Barbaro's stable is adorned with gifts and messages from well-wishers. People have sent treats for both Barbaro and his care-givers.
Photos: Sabina Louise Pierce/University of Pennsylvania
Barbaro's hind legs - both in casts - are doing well and there are no plans to change the casts in the near future, vets at Penn's George D. Widener Hospital say.
"Barbaro is doing well on both hind limbs," said Dr. Dean Richardson, Chief of Surgery.
"Because of this, we do not plan to change his right hind cast in the next two weeks."
The colt's left hind foot has laminitis, but Barbaro seems comfortable with that foot as well.
"He needs to continue to improve over the next few months before we will have a better idea about his long term comfort." said Dr. Richardson.
"Barbaro's appetite and his attitude right now are phenomenal; he attacks his feed and when he goes out to graze, he acts like he thinks he could train."
Doctors remain cautious about Barbaro's prognosis because, according to Dr. Richardson, there is no assurance that he will surmount all of his medical problems.
"Right now, he is a surprisingly happy horse," he said.

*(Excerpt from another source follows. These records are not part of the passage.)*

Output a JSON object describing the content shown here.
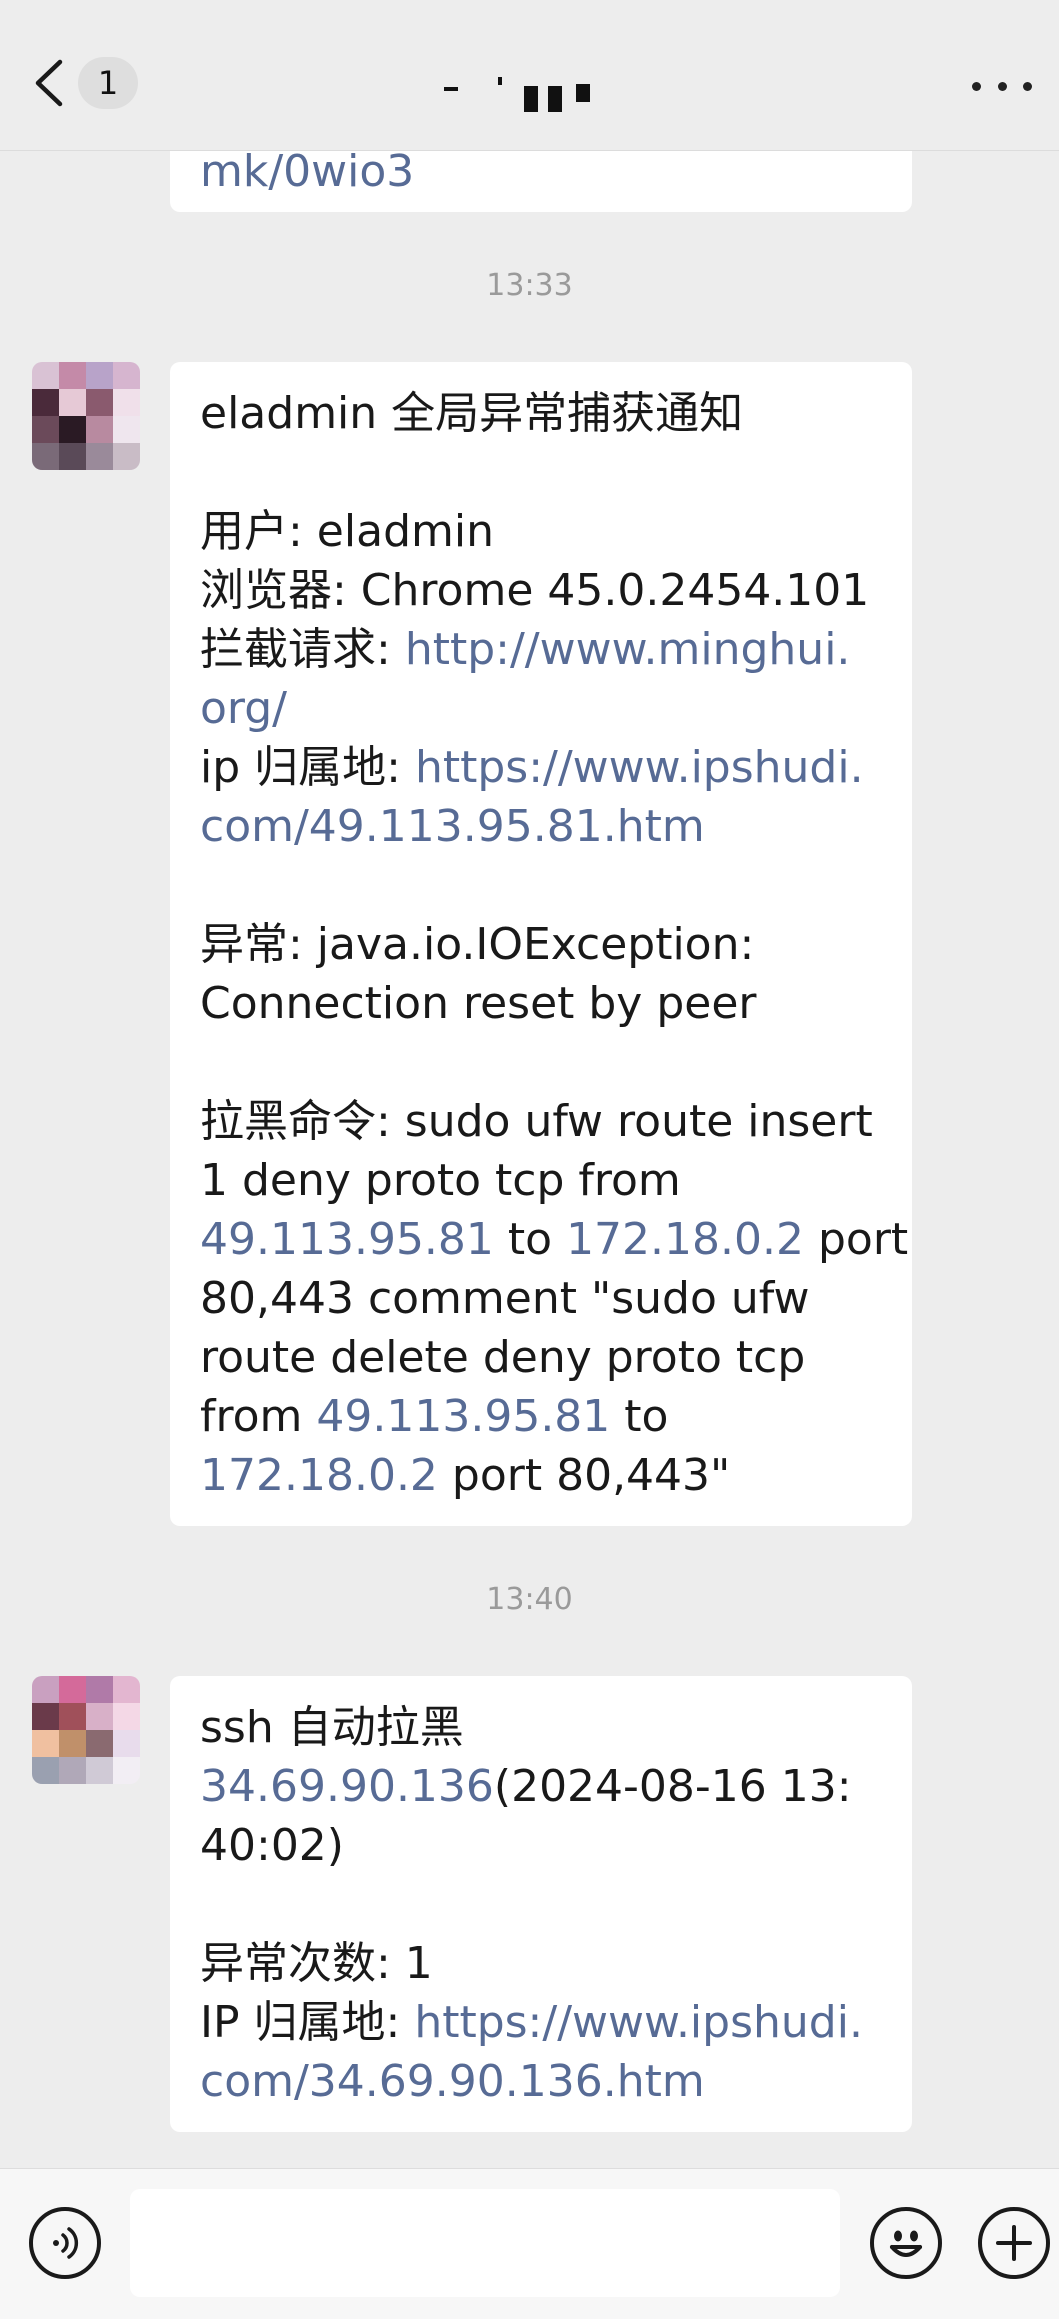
{
  "nav": {
    "unread_count": "1"
  },
  "messages": [
    {
      "time": "13:33",
      "tail_line": [
        {
          "text": "mk/0wio3",
          "link": true
        }
      ]
    },
    {
      "title": "eladmin 全局异常捕获通知",
      "lines": [
        [
          {
            "text": "用户: eladmin"
          }
        ],
        [
          {
            "text": "浏览器: Chrome 45.0.2454.101"
          }
        ],
        [
          {
            "text": "拦截请求: "
          },
          {
            "text": "http://www.minghui.",
            "link": true
          }
        ],
        [
          {
            "text": "org/",
            "link": true
          }
        ],
        [
          {
            "text": "ip 归属地: "
          },
          {
            "text": "https://www.ipshudi.",
            "link": true
          }
        ],
        [
          {
            "text": "com/49.113.95.81.htm",
            "link": true
          }
        ],
        [],
        [
          {
            "text": "异常: java.io.IOException:"
          }
        ],
        [
          {
            "text": "Connection reset by peer"
          }
        ],
        [],
        [
          {
            "text": "拉黑命令: sudo ufw route insert"
          }
        ],
        [
          {
            "text": "1 deny proto tcp from"
          }
        ],
        [
          {
            "text": "49.113.95.81",
            "link": true
          },
          {
            "text": " to "
          },
          {
            "text": "172.18.0.2",
            "link": true
          },
          {
            "text": " port"
          }
        ],
        [
          {
            "text": "80,443 comment \"sudo ufw"
          }
        ],
        [
          {
            "text": "route delete deny proto tcp"
          }
        ],
        [
          {
            "text": "from "
          },
          {
            "text": "49.113.95.81",
            "link": true
          },
          {
            "text": " to"
          }
        ],
        [
          {
            "text": "172.18.0.2",
            "link": true
          },
          {
            "text": " port 80,443\""
          }
        ]
      ]
    },
    {
      "time": "13:40",
      "title": "ssh 自动拉黑",
      "lines": [
        [
          {
            "text": "34.69.90.136",
            "link": true
          },
          {
            "text": "(2024-08-16 13:"
          }
        ],
        [
          {
            "text": "40:02)"
          }
        ],
        [],
        [
          {
            "text": "异常次数: 1"
          }
        ],
        [
          {
            "text": "IP 归属地: "
          },
          {
            "text": "https://www.ipshudi.",
            "link": true
          }
        ],
        [
          {
            "text": "com/34.69.90.136.htm",
            "link": true
          }
        ]
      ]
    }
  ],
  "icons": {
    "back": "chevron-left-icon",
    "more": "more-dots-icon",
    "voice": "voice-icon",
    "emoji": "emoji-icon",
    "plus": "plus-icon"
  },
  "colors": {
    "background": "#ededed",
    "bubble": "#ffffff",
    "link": "#576b95",
    "timestamp": "#9a9a9a"
  }
}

"He is gaining weight and has had his pain medications reduced without any effect on his well being. His strength and overall appearance have been improving since he became well enough to be walked outside each day."
Barbaro remains in the Intensive Care Unit of the University of Pennsylvania's George D. Widener Hospital, where he is recovering from injuries suffered at the Preakness on May 20.